What if a trauma victim presents with a broken arm and emphatically denies other symptoms and complaints? If the patient's pupils are unequal, should this be investigated despite denial of head trauma and any symptoms? I suspect most would agree that the physician should do a reasonable exam and should pursue visual or other clues and signs. But, Birdstrike identified no such signs of depression. Was the teenager suicidal or depressed in that ER when seeking a spot on the injured reserve, or did that teenager become suicidal later after failing to obtain the excuse from the tournament that would facilitate attendance at a party?
That dichotomy will be examined in retrospect in the malpractice action. What was said, and what was not? What signs or symptoms were there? It will not likely be a brief process.
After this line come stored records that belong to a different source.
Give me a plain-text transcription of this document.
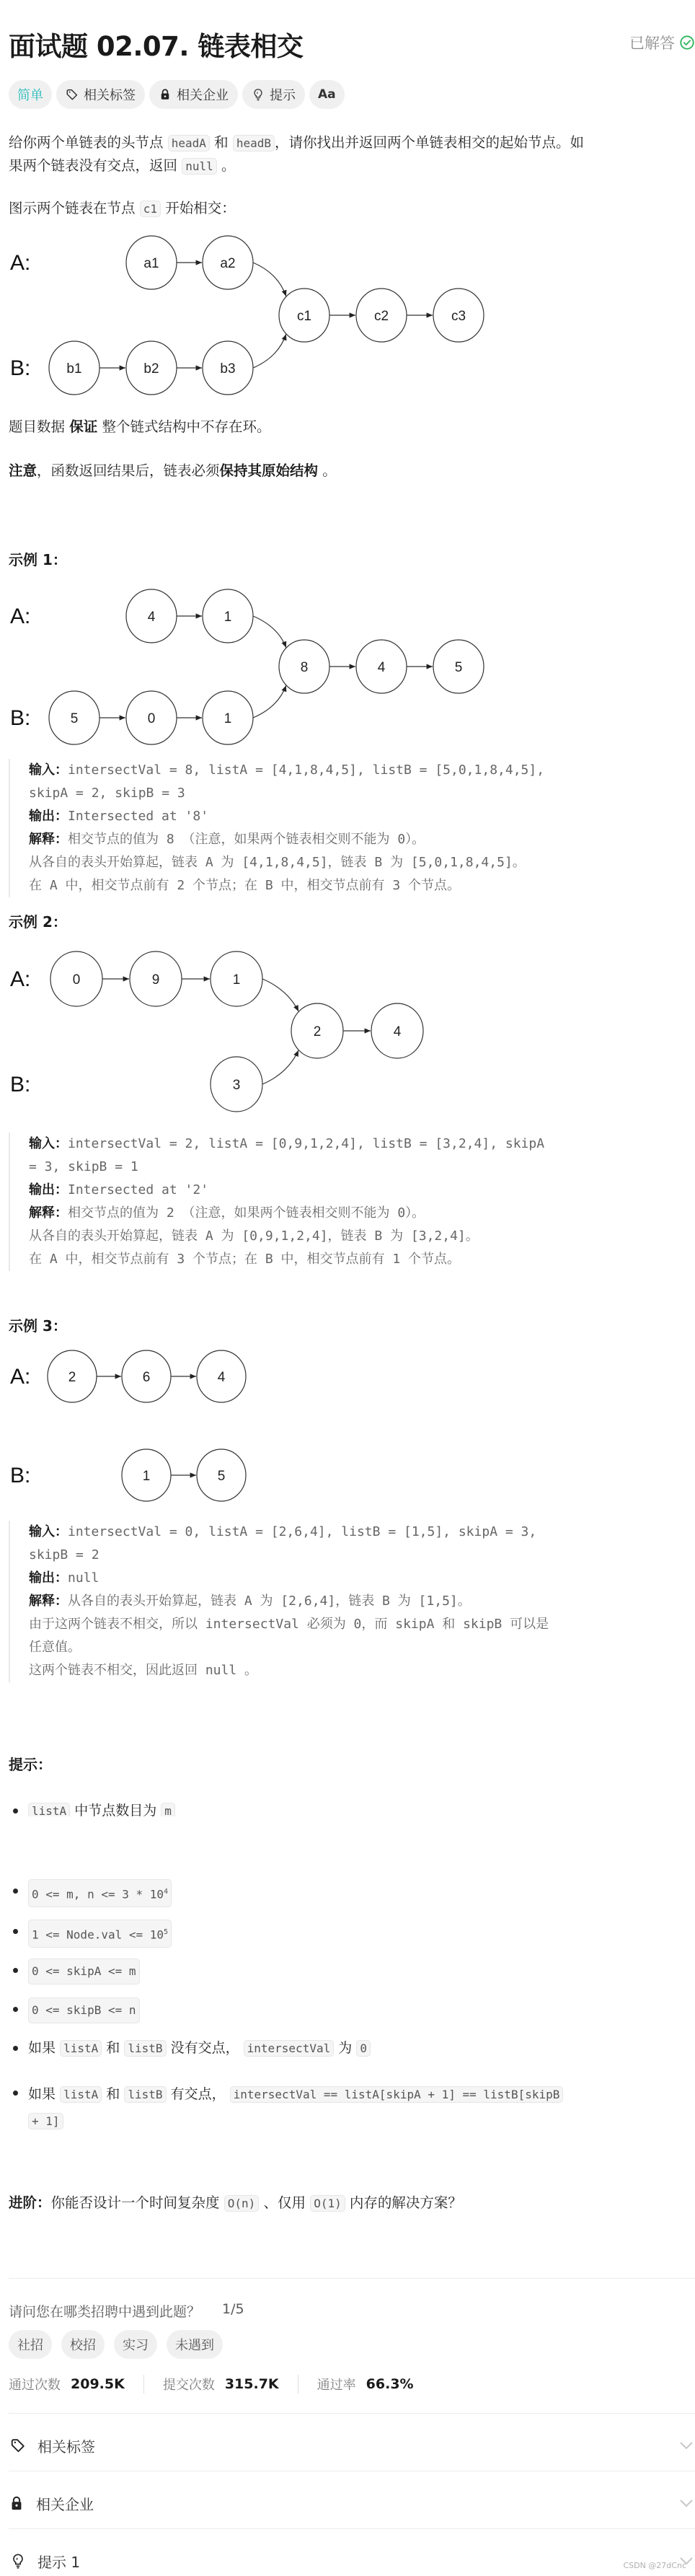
面试题 02.07. 链表相交	已解答
简单	相关标签	相关企业	提示 Aa
给你两个单链表的头节点 headA 和 headB ，请你找出并返回两个单链表相交的起始节点。如
果两个链表没有交点，返回 null 。
图示两个链表在节点 c1 开始相交：
A:
B:
a1	a2
b1	b2	b3
c1	c2	c3
题目数据 保证 整个链式结构中不存在环。
注意，函数返回结果后，链表必须保持其原始结构 。
示例 1：
A:
B:
4	1
5	0	1
8	4	5
输入：intersectVal = 8, listA = [4,1,8,4,5], listB = [5,0,1,8,4,5],
skipA = 2, skipB = 3
输出：Intersected at '8'
解释：相交节点的值为 8 （注意，如果两个链表相交则不能为 0）。
从各自的表头开始算起，链表 A 为 [4,1,8,4,5]，链表 B 为 [5,0,1,8,4,5]。
在 A 中，相交节点前有 2 个节点；在 B 中，相交节点前有 3 个节点。
示例 2：
A:
B:
0	9	1
3
2	4
输入：intersectVal = 2, listA = [0,9,1,2,4], listB = [3,2,4], skipA
= 3, skipB = 1
输出：Intersected at '2'
解释：相交节点的值为 2 （注意，如果两个链表相交则不能为 0）。
从各自的表头开始算起，链表 A 为 [0,9,1,2,4]，链表 B 为 [3,2,4]。
在 A 中，相交节点前有 3 个节点；在 B 中，相交节点前有 1 个节点。
示例 3：
A:
B:
2	6	4
1	5
输入：intersectVal = 0, listA = [2,6,4], listB = [1,5], skipA = 3,
skipB = 2
输出：null
解释：从各自的表头开始算起，链表 A 为 [2,6,4]，链表 B 为 [1,5]。
由于这两个链表不相交，所以 intersectVal 必须为 0，而 skipA 和 skipB 可以是
任意值。
这两个链表不相交，因此返回 null 。
提示：
listA 中节点数目为 m
0 <= m, $n <= 3 * 10^4$
1 <= Node.val <= $10^5$
0 <= skipA <= m
0 <= skipB <= n
如果 listA 和 listB 没有交点， intersectVal 为 0
如果 listA 和 listB 有交点， intersectVal == listA[skipA + 1] == listB[skipB
+ 1]
进阶：你能否设计一个时间复杂度 O(n) 、仅用 O(1) 内存的解决方案？
请问您在哪类招聘中遇到此题？ 1/5
社招	校招	实习	未遇到
通过次数 209.5K	提交次数 315.7K	通过率 66.3%
相关标签
相关企业
提示 1	CSDN @27dCnc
What lessons can be gleaned? Does every ER physician need to do an in-depth depression inventory, complete with documentation, for each patient that presents? Perhaps this effort and documentation would identify and memorialize the presence or absence of signs or symptoms. But, how much additional time would that require? What would it mean in terms of delay for the next patient(s)?
I think we can glean a few lessons, however. If we create expectations, we should live up to them. When we do not, to the extent we can, we should explain why. In any event we should deliver a sincere apology. When others do not live up to our expectations, we should understand that perhaps they could not, and for whatever reason they cannot explain this fully to us. We should be willing to forgive when we can. We have to realize that people may perceive us differently, as we show up late and obtain our morning coffee, or stand about and seemingly joke while they wait? We cannot change them or their perceptions, but we can strive to understand them.